Brain connectivity with EEG and neuroradiologic modalities in developmental epileptic encephalopathy with spike-and-wave activation in sleep
Hasan Tekgul

Developmental epileptic encephalopathy with spike-and-wave activation in sleep (DEE-SWAS) is a spectrum of conditions characterized by various phenotypes of cognitive, linguistic, and behavioral regression associated with spike-and-wave activation in sleep (Tekgul et al. 2016). The first EEG-fMRI study on DEE-SWAS was published by De Tiege et al. (2007). DTI and EEG-fMRI studies in DEE-SWAS patients demonstrate a specific neuronal network of propagation, regardless of etiology or individual area of initial epileptic activity (Siniatchkin et al.,2013). The perisylvian/prefrontal network activation is linked to both activation of thalamocortical network and deactivation of default mode network.

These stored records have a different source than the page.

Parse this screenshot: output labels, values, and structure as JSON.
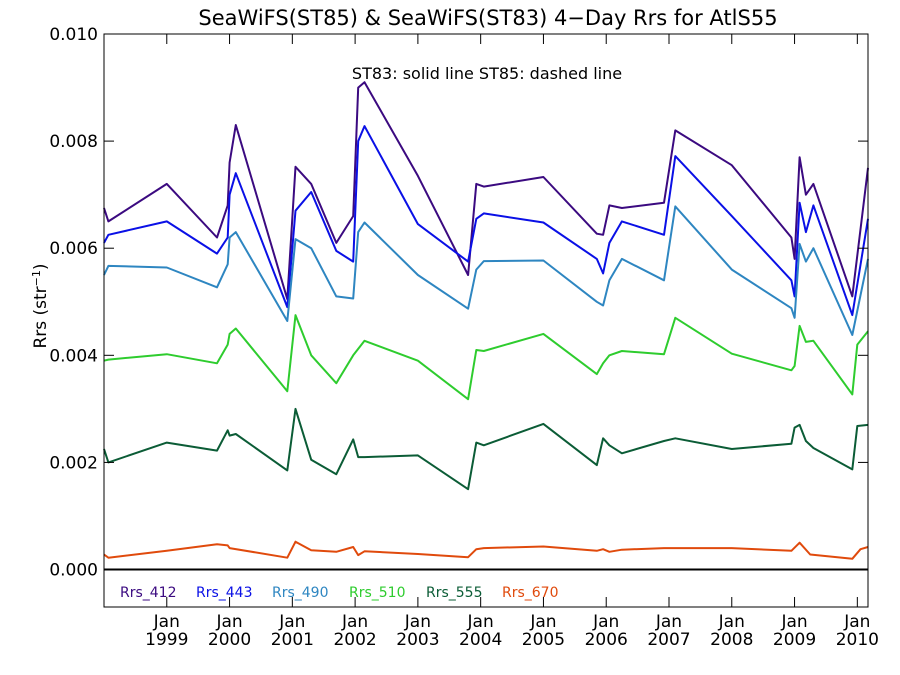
{
  "chart_data": {
    "type": "line",
    "title": "SeaWiFS(ST85) & SeaWiFS(ST83) 4−Day Rrs for AtlS55",
    "annotation": "ST83: solid line   ST85: dashed line",
    "ylabel": "Rrs (str",
    "ylabel_sup": "−1",
    "ylabel_close": ")",
    "ylim": [
      -0.0007,
      0.01
    ],
    "xlim": [
      1998.0,
      2010.17
    ],
    "yticks": [
      {
        "value": 0.0,
        "label": "0.000"
      },
      {
        "value": 0.002,
        "label": "0.002"
      },
      {
        "value": 0.004,
        "label": "0.004"
      },
      {
        "value": 0.006,
        "label": "0.006"
      },
      {
        "value": 0.008,
        "label": "0.008"
      },
      {
        "value": 0.01,
        "label": "0.010"
      }
    ],
    "xticks": [
      {
        "value": 1999.0,
        "month": "Jan",
        "year": "1999"
      },
      {
        "value": 2000.0,
        "month": "Jan",
        "year": "2000"
      },
      {
        "value": 2001.0,
        "month": "Jan",
        "year": "2001"
      },
      {
        "value": 2002.0,
        "month": "Jan",
        "year": "2002"
      },
      {
        "value": 2003.0,
        "month": "Jan",
        "year": "2003"
      },
      {
        "value": 2004.0,
        "month": "Jan",
        "year": "2004"
      },
      {
        "value": 2005.0,
        "month": "Jan",
        "year": "2005"
      },
      {
        "value": 2006.0,
        "month": "Jan",
        "year": "2006"
      },
      {
        "value": 2007.0,
        "month": "Jan",
        "year": "2007"
      },
      {
        "value": 2008.0,
        "month": "Jan",
        "year": "2008"
      },
      {
        "value": 2009.0,
        "month": "Jan",
        "year": "2009"
      },
      {
        "value": 2010.0,
        "month": "Jan",
        "year": "2010"
      }
    ],
    "zero_line": true,
    "series": [
      {
        "name": "Rrs_412",
        "color": "#3b0a80",
        "points": [
          [
            1998.0,
            0.00675
          ],
          [
            1998.07,
            0.0065
          ],
          [
            1999.0,
            0.0072
          ],
          [
            1999.8,
            0.0062
          ],
          [
            1999.97,
            0.0068
          ],
          [
            2000.0,
            0.0076
          ],
          [
            2000.1,
            0.0083
          ],
          [
            2000.92,
            0.00505
          ],
          [
            2001.05,
            0.00752
          ],
          [
            2001.3,
            0.0072
          ],
          [
            2001.7,
            0.0061
          ],
          [
            2001.97,
            0.0066
          ],
          [
            2002.05,
            0.009
          ],
          [
            2002.15,
            0.0091
          ],
          [
            2003.0,
            0.00735
          ],
          [
            2003.8,
            0.0055
          ],
          [
            2003.93,
            0.0072
          ],
          [
            2004.05,
            0.00715
          ],
          [
            2005.0,
            0.00733
          ],
          [
            2005.85,
            0.00627
          ],
          [
            2005.95,
            0.00625
          ],
          [
            2006.05,
            0.0068
          ],
          [
            2006.25,
            0.00675
          ],
          [
            2006.92,
            0.00685
          ],
          [
            2007.1,
            0.0082
          ],
          [
            2008.0,
            0.00755
          ],
          [
            2008.95,
            0.0062
          ],
          [
            2009.0,
            0.0058
          ],
          [
            2009.08,
            0.0077
          ],
          [
            2009.18,
            0.007
          ],
          [
            2009.3,
            0.0072
          ],
          [
            2009.92,
            0.0051
          ],
          [
            2010.17,
            0.0075
          ]
        ]
      },
      {
        "name": "Rrs_443",
        "color": "#0a10e6",
        "points": [
          [
            1998.0,
            0.0061
          ],
          [
            1998.07,
            0.00625
          ],
          [
            1999.0,
            0.0065
          ],
          [
            1999.8,
            0.0059
          ],
          [
            1999.97,
            0.0062
          ],
          [
            2000.0,
            0.007
          ],
          [
            2000.1,
            0.0074
          ],
          [
            2000.92,
            0.0049
          ],
          [
            2001.05,
            0.0067
          ],
          [
            2001.3,
            0.00705
          ],
          [
            2001.7,
            0.00595
          ],
          [
            2001.97,
            0.00575
          ],
          [
            2002.05,
            0.008
          ],
          [
            2002.15,
            0.00828
          ],
          [
            2003.0,
            0.00645
          ],
          [
            2003.8,
            0.00575
          ],
          [
            2003.93,
            0.00655
          ],
          [
            2004.05,
            0.00665
          ],
          [
            2005.0,
            0.00648
          ],
          [
            2005.85,
            0.0058
          ],
          [
            2005.95,
            0.00553
          ],
          [
            2006.05,
            0.0061
          ],
          [
            2006.25,
            0.0065
          ],
          [
            2006.92,
            0.00625
          ],
          [
            2007.1,
            0.00772
          ],
          [
            2008.0,
            0.0066
          ],
          [
            2008.95,
            0.0054
          ],
          [
            2009.0,
            0.0051
          ],
          [
            2009.08,
            0.00685
          ],
          [
            2009.18,
            0.0063
          ],
          [
            2009.3,
            0.0068
          ],
          [
            2009.92,
            0.00475
          ],
          [
            2010.17,
            0.00655
          ]
        ]
      },
      {
        "name": "Rrs_490",
        "color": "#2e86c1",
        "points": [
          [
            1998.0,
            0.0055
          ],
          [
            1998.07,
            0.00567
          ],
          [
            1999.0,
            0.00564
          ],
          [
            1999.8,
            0.00527
          ],
          [
            1999.97,
            0.0057
          ],
          [
            2000.0,
            0.0062
          ],
          [
            2000.1,
            0.0063
          ],
          [
            2000.92,
            0.00464
          ],
          [
            2001.05,
            0.00617
          ],
          [
            2001.3,
            0.006
          ],
          [
            2001.7,
            0.0051
          ],
          [
            2001.97,
            0.00506
          ],
          [
            2002.05,
            0.0063
          ],
          [
            2002.15,
            0.00648
          ],
          [
            2003.0,
            0.0055
          ],
          [
            2003.8,
            0.00487
          ],
          [
            2003.93,
            0.0056
          ],
          [
            2004.05,
            0.00576
          ],
          [
            2005.0,
            0.00577
          ],
          [
            2005.85,
            0.005
          ],
          [
            2005.95,
            0.00493
          ],
          [
            2006.05,
            0.0054
          ],
          [
            2006.25,
            0.0058
          ],
          [
            2006.92,
            0.0054
          ],
          [
            2007.1,
            0.00678
          ],
          [
            2008.0,
            0.0056
          ],
          [
            2008.95,
            0.00488
          ],
          [
            2009.0,
            0.0047
          ],
          [
            2009.08,
            0.00608
          ],
          [
            2009.18,
            0.00575
          ],
          [
            2009.3,
            0.006
          ],
          [
            2009.92,
            0.00438
          ],
          [
            2010.17,
            0.0058
          ]
        ]
      },
      {
        "name": "Rrs_510",
        "color": "#2ecc2e",
        "points": [
          [
            1998.0,
            0.0039
          ],
          [
            1998.07,
            0.00392
          ],
          [
            1999.0,
            0.00402
          ],
          [
            1999.8,
            0.00385
          ],
          [
            1999.97,
            0.0042
          ],
          [
            2000.0,
            0.0044
          ],
          [
            2000.1,
            0.0045
          ],
          [
            2000.92,
            0.00333
          ],
          [
            2001.05,
            0.00475
          ],
          [
            2001.3,
            0.004
          ],
          [
            2001.7,
            0.00348
          ],
          [
            2001.97,
            0.004
          ],
          [
            2002.15,
            0.00427
          ],
          [
            2003.0,
            0.0039
          ],
          [
            2003.8,
            0.00318
          ],
          [
            2003.93,
            0.0041
          ],
          [
            2004.05,
            0.00408
          ],
          [
            2005.0,
            0.0044
          ],
          [
            2005.85,
            0.00365
          ],
          [
            2005.95,
            0.00385
          ],
          [
            2006.05,
            0.004
          ],
          [
            2006.25,
            0.00408
          ],
          [
            2006.92,
            0.00402
          ],
          [
            2007.1,
            0.0047
          ],
          [
            2008.0,
            0.00403
          ],
          [
            2008.95,
            0.00372
          ],
          [
            2009.0,
            0.0038
          ],
          [
            2009.08,
            0.00455
          ],
          [
            2009.18,
            0.00425
          ],
          [
            2009.3,
            0.00427
          ],
          [
            2009.92,
            0.00327
          ],
          [
            2010.0,
            0.0042
          ],
          [
            2010.17,
            0.00445
          ]
        ]
      },
      {
        "name": "Rrs_555",
        "color": "#0b5c36",
        "points": [
          [
            1998.0,
            0.00225
          ],
          [
            1998.07,
            0.002
          ],
          [
            1999.0,
            0.00237
          ],
          [
            1999.8,
            0.00222
          ],
          [
            1999.97,
            0.0026
          ],
          [
            2000.0,
            0.0025
          ],
          [
            2000.1,
            0.00253
          ],
          [
            2000.92,
            0.00185
          ],
          [
            2001.05,
            0.003
          ],
          [
            2001.3,
            0.00205
          ],
          [
            2001.7,
            0.00178
          ],
          [
            2001.97,
            0.00243
          ],
          [
            2002.05,
            0.0021
          ],
          [
            2002.15,
            0.0021
          ],
          [
            2003.0,
            0.00213
          ],
          [
            2003.8,
            0.0015
          ],
          [
            2003.93,
            0.00237
          ],
          [
            2004.05,
            0.00232
          ],
          [
            2005.0,
            0.00272
          ],
          [
            2005.85,
            0.00195
          ],
          [
            2005.95,
            0.00245
          ],
          [
            2006.05,
            0.00232
          ],
          [
            2006.25,
            0.00217
          ],
          [
            2006.92,
            0.0024
          ],
          [
            2007.1,
            0.00245
          ],
          [
            2008.0,
            0.00225
          ],
          [
            2008.95,
            0.00235
          ],
          [
            2009.0,
            0.00265
          ],
          [
            2009.08,
            0.0027
          ],
          [
            2009.18,
            0.0024
          ],
          [
            2009.3,
            0.00227
          ],
          [
            2009.92,
            0.00187
          ],
          [
            2010.0,
            0.00268
          ],
          [
            2010.17,
            0.0027
          ]
        ]
      },
      {
        "name": "Rrs_670",
        "color": "#e04a0c",
        "points": [
          [
            1998.0,
            0.00028
          ],
          [
            1998.07,
            0.00022
          ],
          [
            1999.0,
            0.00035
          ],
          [
            1999.8,
            0.00047
          ],
          [
            1999.97,
            0.00045
          ],
          [
            2000.0,
            0.0004
          ],
          [
            2000.92,
            0.00022
          ],
          [
            2001.05,
            0.00052
          ],
          [
            2001.3,
            0.00036
          ],
          [
            2001.7,
            0.00033
          ],
          [
            2001.97,
            0.00042
          ],
          [
            2002.05,
            0.00027
          ],
          [
            2002.15,
            0.00034
          ],
          [
            2003.0,
            0.00029
          ],
          [
            2003.8,
            0.00023
          ],
          [
            2003.93,
            0.00038
          ],
          [
            2004.05,
            0.0004
          ],
          [
            2005.0,
            0.00043
          ],
          [
            2005.85,
            0.00035
          ],
          [
            2005.95,
            0.00038
          ],
          [
            2006.05,
            0.00033
          ],
          [
            2006.25,
            0.00037
          ],
          [
            2006.92,
            0.0004
          ],
          [
            2008.0,
            0.0004
          ],
          [
            2008.95,
            0.00035
          ],
          [
            2009.08,
            0.0005
          ],
          [
            2009.25,
            0.00028
          ],
          [
            2009.92,
            0.0002
          ],
          [
            2010.05,
            0.00038
          ],
          [
            2010.17,
            0.00042
          ]
        ]
      }
    ]
  }
}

Since these networks appear to be important in neuropsychological processes and memory formation during sleep, a possible influence of epileptic spikes on these networks could explain neuropsychological deficits and developmental abnormalities in DEE-SWAS. The models of effective connectivity can be used to study the causal relationships at the neural level from fMRI data such as Dynamic Causal Modelling (Friston et al., 2003). Independent of aetiology and individual area of initial epileptic activity, patients with CSWS were characterized by a consistent specific neuronal network of propagation.